Amir era un joven bueno que ahora perdía su nombre y su identidad para pasar a ser
sólo un problema : un delincuente que infringía unas leyes que nunca lo
protegieron de nada , ni le dieron nada, unas leyes que lo obligaban a estar
ante una valla arriesgando la vida para no ser más -en caso de conseguir
saltarla- que un ilegal, un “sinpapeles”.
Iba
con otros chicos como él , con el miedo en la cara como él, con la misma hambre
y el mismo temblor en el corazón del que sólo eran testigo las estrellas que
brillaban aquella noche en el cielo y a las que ellos se encomendaban mientras desde
las playas del otro lado, desde los paseos marítimos, desde las puertas de las
discotecas, los pubs, los jardines , las podían mirar los otros millones de
chicos de 25 años que nacieron el mismo día que él.
Por
fin, arrastrándose, consiguieron tocarla.
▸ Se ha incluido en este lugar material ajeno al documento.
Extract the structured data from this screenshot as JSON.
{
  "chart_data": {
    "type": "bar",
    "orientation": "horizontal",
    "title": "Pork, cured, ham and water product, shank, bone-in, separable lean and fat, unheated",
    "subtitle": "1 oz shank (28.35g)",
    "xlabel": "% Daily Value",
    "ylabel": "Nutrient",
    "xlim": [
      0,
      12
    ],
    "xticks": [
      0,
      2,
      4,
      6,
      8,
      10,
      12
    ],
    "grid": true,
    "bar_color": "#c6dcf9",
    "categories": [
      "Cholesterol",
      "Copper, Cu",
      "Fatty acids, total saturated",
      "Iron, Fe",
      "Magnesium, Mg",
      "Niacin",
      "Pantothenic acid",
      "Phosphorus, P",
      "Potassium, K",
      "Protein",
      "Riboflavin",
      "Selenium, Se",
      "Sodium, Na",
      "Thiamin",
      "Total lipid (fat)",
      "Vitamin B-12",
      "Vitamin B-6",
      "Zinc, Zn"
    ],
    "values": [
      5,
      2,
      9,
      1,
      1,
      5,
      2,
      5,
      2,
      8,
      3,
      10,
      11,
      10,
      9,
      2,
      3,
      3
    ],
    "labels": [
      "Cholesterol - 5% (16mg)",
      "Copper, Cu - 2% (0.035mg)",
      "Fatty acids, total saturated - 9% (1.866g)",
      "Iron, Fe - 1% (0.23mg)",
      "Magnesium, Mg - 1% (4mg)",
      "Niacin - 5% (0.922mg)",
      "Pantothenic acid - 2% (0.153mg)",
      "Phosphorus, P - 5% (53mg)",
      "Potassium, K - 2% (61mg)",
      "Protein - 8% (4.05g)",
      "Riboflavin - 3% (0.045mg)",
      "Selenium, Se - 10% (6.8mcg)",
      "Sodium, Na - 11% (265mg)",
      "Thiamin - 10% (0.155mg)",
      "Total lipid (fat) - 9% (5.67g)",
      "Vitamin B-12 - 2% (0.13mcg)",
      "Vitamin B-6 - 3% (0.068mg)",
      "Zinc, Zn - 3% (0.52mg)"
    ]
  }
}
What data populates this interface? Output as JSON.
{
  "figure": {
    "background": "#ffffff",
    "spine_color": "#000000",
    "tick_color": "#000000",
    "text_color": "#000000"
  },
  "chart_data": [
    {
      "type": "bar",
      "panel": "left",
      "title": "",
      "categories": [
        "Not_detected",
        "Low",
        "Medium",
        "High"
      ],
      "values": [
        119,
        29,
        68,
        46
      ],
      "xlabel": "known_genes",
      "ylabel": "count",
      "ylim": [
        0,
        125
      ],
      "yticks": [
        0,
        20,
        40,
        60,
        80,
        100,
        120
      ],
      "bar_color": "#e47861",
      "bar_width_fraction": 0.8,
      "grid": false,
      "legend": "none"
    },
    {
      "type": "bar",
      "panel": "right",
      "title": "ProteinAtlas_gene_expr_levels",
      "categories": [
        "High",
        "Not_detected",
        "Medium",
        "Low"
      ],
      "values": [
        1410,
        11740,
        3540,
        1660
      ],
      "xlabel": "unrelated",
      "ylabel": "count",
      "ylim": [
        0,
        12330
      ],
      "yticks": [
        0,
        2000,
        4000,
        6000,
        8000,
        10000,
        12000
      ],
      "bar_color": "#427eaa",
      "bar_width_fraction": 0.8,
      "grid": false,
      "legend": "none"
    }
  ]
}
Se disponían a saltar, a no pensar, a dejarse a
girones las camisas, los guantes y el alma en el intento. Pero los guantes, las
camisas y el alma se encontraron con espinas de hierro y con cuchillas afiladas
–imprescindibles declaraban los que las mandaron a poner- cuchillas para atrapar a animales, trampas
para cazar a humanos en nombre de la ley y el orden.
La
sangre de Amir machó algunas de las flamantes cuchillas recién puestas en esa
valla gigante, aún más elevada, más desafiante, más vergonzosa. Que pena con lo
nueva que estaban y ahora llegan estos desgraciados y la manchan de sangre.
NO
sabemos si algunos de los que lo acompañaban en ese viaje consiguió saltar . Amir
no pudo. En cada intento, en cada cuchillada, recordaba la cara de un hermano, o la de su padre
en la despedida, o la de su madre que nunca quiso que se fuera, pero aún así no
pudo. Las cuchillas cortaron los guantes y la piel y le cortaron en profundidad
el futuro para siempre. Amir era un buen chico, un precioso chico de 25 años y
corazón limpio orgullo de su familia.
No
tenemos la costumbre de ponernos en el lugar del otro y miramos solo a través
de nuestro prisma cada vez más personal, más egocéntrico, menos solidario,
menos humano. Me gustaría que pensásemos por un momento que Amir es nuestro hijo. Pongámosle
la cara de nuestro hijo, la sonrisa de nuestro hijo, proyectemos en él el amor
que le tenemos a nuestro hijo , pensemos en el día de su nacimiento, en una
noche de Reyes, en su primer día de colegio, en sus risas de niño , en su adolescencia,
en sus sueños… e imaginémosle rodeado de cuchillas con el corazón roto y el
pecho abierto al lado de una valla lejana, sin nadie querido cerca, sin ni siquiera
una mirada amiga mientras se desangra en el suelo. Es nuestro hijo. Es el hijo de todos. No lo
olvidemos cuando nos enseñen las cuchillas como un triunfo en medio de noticias
de fútbol, mientras nuestros hijos nos piden 50 euros para comprar la camiseta
de su equipo. Amir se quedó en la valla y su familia sin él.
Esperemos
no quedarnos nosotros sin conciencia.